"But Harg," the girl cried, "has issued orders that all Masters must turn off their force-fields. He guessed the secret of the sonic weapon. With no force-field to act as a conductor, our sound-weapons will be useless. The Masters are gathering in the central plaza. From there they plan to ray into extinction all Underlings who venture near them—at distance too great for hand-to-hand conflict!"
"And they outnumber the Underlings!" This was bad news. Larry saw, now, the one factor that would spell defeat to his friends. There were too many Masters. By holding the Underlings at a distance, destroying them with heat-rays, not permitting a close attack—
"But there is another way, Larry!" Sandra was crying. "I thought of it after Harg left.
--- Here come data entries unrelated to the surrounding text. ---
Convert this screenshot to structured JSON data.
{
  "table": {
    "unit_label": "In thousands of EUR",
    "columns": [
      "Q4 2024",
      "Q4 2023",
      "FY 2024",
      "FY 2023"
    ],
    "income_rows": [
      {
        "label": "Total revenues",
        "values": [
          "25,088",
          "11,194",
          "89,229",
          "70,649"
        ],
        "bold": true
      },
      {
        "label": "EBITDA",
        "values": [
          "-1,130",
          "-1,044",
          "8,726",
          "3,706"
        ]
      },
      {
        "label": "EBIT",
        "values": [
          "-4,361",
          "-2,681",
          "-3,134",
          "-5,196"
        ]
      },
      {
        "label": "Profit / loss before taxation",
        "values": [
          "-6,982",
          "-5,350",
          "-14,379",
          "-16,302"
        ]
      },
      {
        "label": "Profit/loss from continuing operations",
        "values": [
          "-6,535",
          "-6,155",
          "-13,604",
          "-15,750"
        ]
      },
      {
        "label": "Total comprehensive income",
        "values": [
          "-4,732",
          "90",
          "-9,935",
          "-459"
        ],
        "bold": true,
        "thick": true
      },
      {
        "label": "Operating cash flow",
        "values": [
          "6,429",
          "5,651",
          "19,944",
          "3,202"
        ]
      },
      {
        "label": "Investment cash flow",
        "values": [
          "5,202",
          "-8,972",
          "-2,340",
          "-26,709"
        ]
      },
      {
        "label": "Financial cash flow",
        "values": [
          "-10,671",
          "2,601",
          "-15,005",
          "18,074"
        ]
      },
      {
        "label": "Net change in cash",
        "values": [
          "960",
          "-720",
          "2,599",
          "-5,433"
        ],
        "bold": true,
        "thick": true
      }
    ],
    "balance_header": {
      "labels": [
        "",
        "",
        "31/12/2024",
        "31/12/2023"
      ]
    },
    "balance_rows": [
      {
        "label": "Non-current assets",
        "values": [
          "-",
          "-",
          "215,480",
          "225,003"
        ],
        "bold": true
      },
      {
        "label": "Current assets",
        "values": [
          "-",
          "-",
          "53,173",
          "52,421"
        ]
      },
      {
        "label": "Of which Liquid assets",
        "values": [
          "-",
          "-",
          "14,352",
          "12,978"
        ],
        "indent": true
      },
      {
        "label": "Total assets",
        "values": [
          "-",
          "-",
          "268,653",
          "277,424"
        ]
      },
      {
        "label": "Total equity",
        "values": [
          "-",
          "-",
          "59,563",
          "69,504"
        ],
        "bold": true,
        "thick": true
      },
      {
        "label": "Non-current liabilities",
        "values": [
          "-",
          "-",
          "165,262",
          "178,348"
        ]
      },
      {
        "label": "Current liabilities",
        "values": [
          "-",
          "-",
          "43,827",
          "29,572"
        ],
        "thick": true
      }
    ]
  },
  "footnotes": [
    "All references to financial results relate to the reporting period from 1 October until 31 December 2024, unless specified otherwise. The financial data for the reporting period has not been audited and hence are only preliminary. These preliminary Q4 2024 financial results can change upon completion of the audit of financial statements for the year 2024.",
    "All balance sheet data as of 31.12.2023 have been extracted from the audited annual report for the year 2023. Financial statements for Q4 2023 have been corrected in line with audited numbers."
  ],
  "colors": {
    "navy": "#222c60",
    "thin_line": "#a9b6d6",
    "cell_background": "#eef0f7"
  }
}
And—I have already set the machine into operation."
Larry cried desperately, "I don't know what you're talking about, Sandy. There is no other way. We're licked, and only because they outnumber us. I must find Sert, tell him to sound the retreat before all are killed—" He turned, sped for the doorway. Sandra's voice followed him.
"But, Larry, all will be well! I'm—"
"Later!" he shouted back. Then once again he was racing through the tortuous corridors of the domed metropolis. He caught up to Sert's little band on the very edge of the spacious clearing which was the central plaza of the city. That circular area must have been a full mile in diameter, into it fed literally hundreds of corridors. This was the heart of the future-city; the main aorta which fed to the smaller outlying sections.
"Sert!" Larry's cry stopped the Underling leader's upraised arm from falling. "Sert, do not lead an advance!"
Sert turned, wonderingly.
"But why not, Larry Wilson? See, they huddle in the center of their doomed city like kine awaiting the knife. In a few minutes the city will be ours."
"Look again! Do you see their force-shields? No. They've turned them off. They're waiting there for you to attack. If you do—Good Lord!"